Beautiful Kite Packaging Art
If you are ever in a beach town, one place you should always stop is the local pharmacy. Better yet, if they have one, a Five and Ten store. They are filled with wondrous beach-related items, which are sometimes available outside of that world, but usually not in such numbers. Recently I was lucky enough to visit a small town and spied a Five and Ten and was not disappointed with what I found. Innumerable cheap plastic toys and games, plus a kite section as dense as a breakfast cereal aisle. While looking at these kites, I started to fixate on the kite packaging art.
A lot of this work reminds me of the packaging on fireworks.
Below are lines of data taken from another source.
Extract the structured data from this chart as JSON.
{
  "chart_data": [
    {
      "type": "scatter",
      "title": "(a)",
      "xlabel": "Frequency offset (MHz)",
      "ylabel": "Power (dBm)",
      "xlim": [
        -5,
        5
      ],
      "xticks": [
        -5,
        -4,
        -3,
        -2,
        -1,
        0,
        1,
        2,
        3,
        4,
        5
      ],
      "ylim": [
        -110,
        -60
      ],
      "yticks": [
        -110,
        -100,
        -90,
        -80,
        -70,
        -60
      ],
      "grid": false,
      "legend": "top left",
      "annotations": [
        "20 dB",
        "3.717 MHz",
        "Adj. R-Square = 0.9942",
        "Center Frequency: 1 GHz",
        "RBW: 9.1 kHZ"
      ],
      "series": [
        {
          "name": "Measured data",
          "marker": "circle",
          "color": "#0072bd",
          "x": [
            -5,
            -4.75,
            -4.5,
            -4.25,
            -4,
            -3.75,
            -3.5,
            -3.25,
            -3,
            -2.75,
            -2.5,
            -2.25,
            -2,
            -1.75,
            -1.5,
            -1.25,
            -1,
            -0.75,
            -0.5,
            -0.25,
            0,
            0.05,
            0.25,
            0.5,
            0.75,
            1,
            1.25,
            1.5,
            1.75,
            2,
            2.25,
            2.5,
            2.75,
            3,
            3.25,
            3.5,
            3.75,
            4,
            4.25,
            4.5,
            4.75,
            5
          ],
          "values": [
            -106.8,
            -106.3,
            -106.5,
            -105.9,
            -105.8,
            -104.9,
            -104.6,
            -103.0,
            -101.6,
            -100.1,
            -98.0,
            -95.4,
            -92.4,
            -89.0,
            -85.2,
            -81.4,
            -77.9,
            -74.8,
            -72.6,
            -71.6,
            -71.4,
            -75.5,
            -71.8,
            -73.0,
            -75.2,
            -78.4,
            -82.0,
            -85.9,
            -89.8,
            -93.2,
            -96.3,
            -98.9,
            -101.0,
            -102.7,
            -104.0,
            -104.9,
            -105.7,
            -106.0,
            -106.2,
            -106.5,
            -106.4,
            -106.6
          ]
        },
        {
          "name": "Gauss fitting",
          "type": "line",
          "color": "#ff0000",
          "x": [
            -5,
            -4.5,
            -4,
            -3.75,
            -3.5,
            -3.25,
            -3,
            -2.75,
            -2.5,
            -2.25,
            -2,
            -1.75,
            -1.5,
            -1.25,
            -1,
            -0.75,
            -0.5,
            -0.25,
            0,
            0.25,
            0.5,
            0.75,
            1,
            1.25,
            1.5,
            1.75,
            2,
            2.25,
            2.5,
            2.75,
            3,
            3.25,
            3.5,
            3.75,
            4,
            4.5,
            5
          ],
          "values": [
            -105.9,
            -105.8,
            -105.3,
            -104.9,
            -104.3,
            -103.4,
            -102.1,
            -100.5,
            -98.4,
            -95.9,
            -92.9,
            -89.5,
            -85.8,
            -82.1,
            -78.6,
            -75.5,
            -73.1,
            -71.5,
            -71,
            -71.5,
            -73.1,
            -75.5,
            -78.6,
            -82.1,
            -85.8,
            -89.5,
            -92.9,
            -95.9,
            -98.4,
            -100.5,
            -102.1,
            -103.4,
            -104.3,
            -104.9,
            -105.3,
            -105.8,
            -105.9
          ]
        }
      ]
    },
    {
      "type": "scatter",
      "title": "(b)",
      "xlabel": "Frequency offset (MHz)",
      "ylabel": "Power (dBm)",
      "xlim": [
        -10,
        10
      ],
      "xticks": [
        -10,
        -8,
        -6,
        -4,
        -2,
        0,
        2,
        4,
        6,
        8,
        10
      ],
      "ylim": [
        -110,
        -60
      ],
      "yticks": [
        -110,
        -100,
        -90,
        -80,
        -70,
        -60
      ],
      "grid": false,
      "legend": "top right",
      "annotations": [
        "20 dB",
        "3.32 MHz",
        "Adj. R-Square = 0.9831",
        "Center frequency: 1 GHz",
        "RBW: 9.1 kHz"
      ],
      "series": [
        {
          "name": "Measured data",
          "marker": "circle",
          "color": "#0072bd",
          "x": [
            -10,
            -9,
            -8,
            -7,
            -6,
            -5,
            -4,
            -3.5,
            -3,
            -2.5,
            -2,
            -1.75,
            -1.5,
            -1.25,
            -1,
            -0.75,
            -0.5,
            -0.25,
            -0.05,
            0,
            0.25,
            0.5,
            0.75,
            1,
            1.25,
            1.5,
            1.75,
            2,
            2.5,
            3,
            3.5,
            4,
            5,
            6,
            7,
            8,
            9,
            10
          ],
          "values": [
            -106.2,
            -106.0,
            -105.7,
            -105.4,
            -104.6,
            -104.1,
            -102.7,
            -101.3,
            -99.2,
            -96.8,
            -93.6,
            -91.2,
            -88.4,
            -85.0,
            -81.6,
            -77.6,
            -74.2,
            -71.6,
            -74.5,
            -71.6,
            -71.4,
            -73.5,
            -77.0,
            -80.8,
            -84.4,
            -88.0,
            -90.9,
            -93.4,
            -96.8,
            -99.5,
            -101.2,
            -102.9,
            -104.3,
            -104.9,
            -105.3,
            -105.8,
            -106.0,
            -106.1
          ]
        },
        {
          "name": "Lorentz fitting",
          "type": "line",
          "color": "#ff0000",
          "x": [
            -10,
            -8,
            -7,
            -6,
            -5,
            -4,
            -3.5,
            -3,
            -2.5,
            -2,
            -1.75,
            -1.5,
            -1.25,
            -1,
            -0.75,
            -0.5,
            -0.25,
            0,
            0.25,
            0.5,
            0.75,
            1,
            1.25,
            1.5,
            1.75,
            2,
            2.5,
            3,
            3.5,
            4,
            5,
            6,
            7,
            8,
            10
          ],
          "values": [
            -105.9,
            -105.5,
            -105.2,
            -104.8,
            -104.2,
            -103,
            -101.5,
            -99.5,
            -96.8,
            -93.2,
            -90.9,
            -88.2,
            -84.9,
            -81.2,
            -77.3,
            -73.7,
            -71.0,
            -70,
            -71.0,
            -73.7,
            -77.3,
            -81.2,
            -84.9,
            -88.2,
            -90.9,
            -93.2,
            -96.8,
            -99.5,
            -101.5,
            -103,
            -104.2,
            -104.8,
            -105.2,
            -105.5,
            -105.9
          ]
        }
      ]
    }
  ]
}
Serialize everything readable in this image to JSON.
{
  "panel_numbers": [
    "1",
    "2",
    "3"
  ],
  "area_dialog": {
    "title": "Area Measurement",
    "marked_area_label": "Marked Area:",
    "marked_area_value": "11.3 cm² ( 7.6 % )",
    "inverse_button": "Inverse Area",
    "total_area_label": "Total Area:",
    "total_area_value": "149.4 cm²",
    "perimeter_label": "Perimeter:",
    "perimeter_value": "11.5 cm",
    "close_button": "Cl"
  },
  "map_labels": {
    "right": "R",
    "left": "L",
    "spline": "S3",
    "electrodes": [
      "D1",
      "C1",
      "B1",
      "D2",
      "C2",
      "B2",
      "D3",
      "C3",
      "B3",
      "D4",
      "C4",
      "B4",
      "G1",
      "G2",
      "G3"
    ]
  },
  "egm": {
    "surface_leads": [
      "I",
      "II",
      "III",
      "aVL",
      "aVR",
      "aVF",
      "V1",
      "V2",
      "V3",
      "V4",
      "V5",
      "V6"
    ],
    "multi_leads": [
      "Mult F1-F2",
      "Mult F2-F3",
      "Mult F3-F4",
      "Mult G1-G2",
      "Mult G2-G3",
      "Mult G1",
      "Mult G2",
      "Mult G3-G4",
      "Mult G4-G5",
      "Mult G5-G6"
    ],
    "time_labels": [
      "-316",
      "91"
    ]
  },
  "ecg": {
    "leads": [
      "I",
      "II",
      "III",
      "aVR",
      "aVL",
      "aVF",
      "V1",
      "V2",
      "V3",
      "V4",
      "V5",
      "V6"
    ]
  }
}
Which is another type of packaging that I have always adored. Something I also tend to look for or associate with beach towns. Or, as we say in New Jersey, Shore Towns.
It is colorful and creative, so I thought I would snap a few photos and share them here on the site. A lot of these are not technically retro, but I don’t think that kite packaging art changes all that often. If you bought kites as a kid, I think you might have seen a few of these Gayla and Krazy Kite packages before.
Beautiful stuff right? Besides the apparent timelessness of the style, what really pleases me about this art, is that it is just being made at all. Somewhere, a company exists that needs to sell colorful kites. They have artists, who they pay money to create delightfully colorful kites, and then perhaps another person who is designing the label to help sell that kite. Each of these kites is nearly identical in style, so the only selling point is the design.
If I met one of these designers, I would have so many questions. How often do they release a new kite? What is the design process like? Do they try to fight the trends? If you work at Gayla, or Krazy, can you go in and pitch a new kite concept? What do those presentations look like?